The pair met later that afternoon next to a play area in nearby Ridgefield Road, where Swafford ‘took a cling film wrap from his mouth’ in exchange for the officer’s £20.

The prosecutor added: “He said ‘call anytime and I will sort you out.”

A second deal was orchestrated at the same location for the same price on the afternoon of June 22, with heroin instead of cocaine.

The court heard how Swafford, of Druce Way, manages the reserves football team for Marston Saints and has a son who he no longer sees.

Defending, Julian Lynch said: “He hopes he can put his life back on track and may be able to see his son again, although it’s a dream at this stage.

“He has got himself clean and has been working in painting and decorating.”

He said Swafford followed the Rastafarian religion and, though a cannabis user, was just ‘experimenting’ with class A drugs at the time.
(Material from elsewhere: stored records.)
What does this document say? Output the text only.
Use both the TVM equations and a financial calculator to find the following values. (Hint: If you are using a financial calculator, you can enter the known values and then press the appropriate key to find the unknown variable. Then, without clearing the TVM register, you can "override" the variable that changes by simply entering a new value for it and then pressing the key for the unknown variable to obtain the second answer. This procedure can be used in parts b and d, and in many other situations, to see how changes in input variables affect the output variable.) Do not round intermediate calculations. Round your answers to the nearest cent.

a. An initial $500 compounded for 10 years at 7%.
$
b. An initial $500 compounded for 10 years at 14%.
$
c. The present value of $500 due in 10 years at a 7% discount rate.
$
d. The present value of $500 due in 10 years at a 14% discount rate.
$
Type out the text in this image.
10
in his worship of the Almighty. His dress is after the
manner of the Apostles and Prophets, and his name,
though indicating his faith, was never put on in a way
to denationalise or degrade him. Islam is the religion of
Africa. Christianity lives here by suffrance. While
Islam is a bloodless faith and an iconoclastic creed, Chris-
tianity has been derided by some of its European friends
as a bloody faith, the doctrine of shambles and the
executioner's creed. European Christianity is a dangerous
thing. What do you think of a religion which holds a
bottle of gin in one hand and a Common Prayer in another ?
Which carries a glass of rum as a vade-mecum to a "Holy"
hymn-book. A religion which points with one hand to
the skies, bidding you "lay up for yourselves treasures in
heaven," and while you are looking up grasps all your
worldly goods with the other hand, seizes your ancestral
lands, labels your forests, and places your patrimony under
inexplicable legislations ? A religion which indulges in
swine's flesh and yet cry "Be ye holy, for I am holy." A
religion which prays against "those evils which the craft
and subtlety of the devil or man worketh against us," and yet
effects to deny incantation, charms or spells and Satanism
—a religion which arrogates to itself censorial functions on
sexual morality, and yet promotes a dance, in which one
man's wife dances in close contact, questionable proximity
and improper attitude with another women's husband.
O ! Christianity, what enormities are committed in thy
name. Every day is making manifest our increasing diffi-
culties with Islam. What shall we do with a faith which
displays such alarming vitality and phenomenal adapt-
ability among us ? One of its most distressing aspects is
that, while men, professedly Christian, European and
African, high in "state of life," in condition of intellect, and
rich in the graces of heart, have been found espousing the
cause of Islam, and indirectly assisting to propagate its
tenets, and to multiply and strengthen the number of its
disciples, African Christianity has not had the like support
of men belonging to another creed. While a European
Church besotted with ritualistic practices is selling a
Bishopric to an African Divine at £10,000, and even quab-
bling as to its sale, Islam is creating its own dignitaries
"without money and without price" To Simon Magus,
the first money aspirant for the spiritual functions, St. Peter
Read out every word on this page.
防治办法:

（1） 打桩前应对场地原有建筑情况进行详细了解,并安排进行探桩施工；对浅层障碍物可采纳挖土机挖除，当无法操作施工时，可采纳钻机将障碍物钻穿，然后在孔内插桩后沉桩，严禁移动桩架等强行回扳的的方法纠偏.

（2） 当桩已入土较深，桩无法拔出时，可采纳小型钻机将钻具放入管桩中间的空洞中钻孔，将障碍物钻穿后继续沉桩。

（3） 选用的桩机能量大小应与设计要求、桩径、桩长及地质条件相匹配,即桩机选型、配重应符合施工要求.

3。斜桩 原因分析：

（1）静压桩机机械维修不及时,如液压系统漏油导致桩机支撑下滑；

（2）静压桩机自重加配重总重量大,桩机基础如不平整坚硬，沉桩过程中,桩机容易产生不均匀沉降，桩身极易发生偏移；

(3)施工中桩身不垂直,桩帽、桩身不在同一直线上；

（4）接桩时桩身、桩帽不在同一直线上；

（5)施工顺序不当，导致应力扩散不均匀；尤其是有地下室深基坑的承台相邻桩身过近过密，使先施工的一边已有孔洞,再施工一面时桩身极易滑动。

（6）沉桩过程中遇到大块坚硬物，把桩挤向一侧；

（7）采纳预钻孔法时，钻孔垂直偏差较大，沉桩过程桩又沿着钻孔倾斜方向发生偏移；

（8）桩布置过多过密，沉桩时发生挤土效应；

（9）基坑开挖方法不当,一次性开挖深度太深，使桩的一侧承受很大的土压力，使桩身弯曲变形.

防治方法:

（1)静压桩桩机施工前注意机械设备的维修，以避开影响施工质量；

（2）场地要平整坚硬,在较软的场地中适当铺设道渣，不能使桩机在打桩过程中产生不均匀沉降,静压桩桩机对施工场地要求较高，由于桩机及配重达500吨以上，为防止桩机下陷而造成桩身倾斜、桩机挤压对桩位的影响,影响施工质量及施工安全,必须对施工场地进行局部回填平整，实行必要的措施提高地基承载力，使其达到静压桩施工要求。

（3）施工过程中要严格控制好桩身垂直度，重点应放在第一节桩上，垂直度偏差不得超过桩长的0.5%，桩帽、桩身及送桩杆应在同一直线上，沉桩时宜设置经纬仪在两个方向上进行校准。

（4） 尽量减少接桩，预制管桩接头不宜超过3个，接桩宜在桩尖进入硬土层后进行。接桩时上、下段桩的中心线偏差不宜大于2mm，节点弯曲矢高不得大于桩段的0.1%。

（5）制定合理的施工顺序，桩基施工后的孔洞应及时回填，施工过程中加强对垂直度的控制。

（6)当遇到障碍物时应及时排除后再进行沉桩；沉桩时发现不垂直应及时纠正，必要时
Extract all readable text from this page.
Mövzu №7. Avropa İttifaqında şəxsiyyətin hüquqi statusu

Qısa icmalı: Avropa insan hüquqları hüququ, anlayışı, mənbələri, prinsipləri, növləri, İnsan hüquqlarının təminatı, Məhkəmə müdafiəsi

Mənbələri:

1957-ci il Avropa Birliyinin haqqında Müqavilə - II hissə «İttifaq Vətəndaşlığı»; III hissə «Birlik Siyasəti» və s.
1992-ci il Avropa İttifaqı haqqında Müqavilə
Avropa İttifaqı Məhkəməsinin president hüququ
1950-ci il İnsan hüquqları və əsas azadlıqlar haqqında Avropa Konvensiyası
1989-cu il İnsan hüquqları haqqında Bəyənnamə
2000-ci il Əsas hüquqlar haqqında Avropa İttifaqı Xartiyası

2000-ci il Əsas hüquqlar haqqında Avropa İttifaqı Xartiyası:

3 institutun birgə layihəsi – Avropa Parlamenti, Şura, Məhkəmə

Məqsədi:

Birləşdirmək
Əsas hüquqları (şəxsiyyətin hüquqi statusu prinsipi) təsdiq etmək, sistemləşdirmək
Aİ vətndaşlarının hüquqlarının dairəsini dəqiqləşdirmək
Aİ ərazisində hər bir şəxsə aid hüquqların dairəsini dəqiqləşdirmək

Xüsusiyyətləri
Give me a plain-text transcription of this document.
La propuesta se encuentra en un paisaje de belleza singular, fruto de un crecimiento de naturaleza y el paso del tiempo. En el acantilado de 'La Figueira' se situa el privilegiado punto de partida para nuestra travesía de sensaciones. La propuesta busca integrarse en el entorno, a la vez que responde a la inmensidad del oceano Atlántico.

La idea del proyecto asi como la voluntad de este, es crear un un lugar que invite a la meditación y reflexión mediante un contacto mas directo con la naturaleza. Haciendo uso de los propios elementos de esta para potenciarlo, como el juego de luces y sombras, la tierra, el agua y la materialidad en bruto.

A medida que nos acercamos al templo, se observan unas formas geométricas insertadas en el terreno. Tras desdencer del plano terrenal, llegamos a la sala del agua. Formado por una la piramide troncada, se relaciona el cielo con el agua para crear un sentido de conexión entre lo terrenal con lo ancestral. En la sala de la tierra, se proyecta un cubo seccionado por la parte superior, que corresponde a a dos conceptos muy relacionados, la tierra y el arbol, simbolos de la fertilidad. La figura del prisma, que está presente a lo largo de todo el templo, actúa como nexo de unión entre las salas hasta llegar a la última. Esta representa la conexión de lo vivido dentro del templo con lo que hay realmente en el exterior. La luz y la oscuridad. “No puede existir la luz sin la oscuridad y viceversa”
But Judge Peter Ross stressed the importance of deterring drug dealing, describing it as an ‘evil and corrosive trade’.

He told the court: “I liken it to someone throwing a pebble in a pond - the ripples spread throughout the community...Its victims are not just the addicts but those they prey upon while committing crime.”

The court heard Swafford had served an earlier six-year sentence for importation of a class A drug.

He pleaded guilty to two counts of supplying a controlled class A drug and appeared via video link from Bullingdon Prison yesterday.

He was sentenced to four and a half years in jail and must pay a victim surcharge.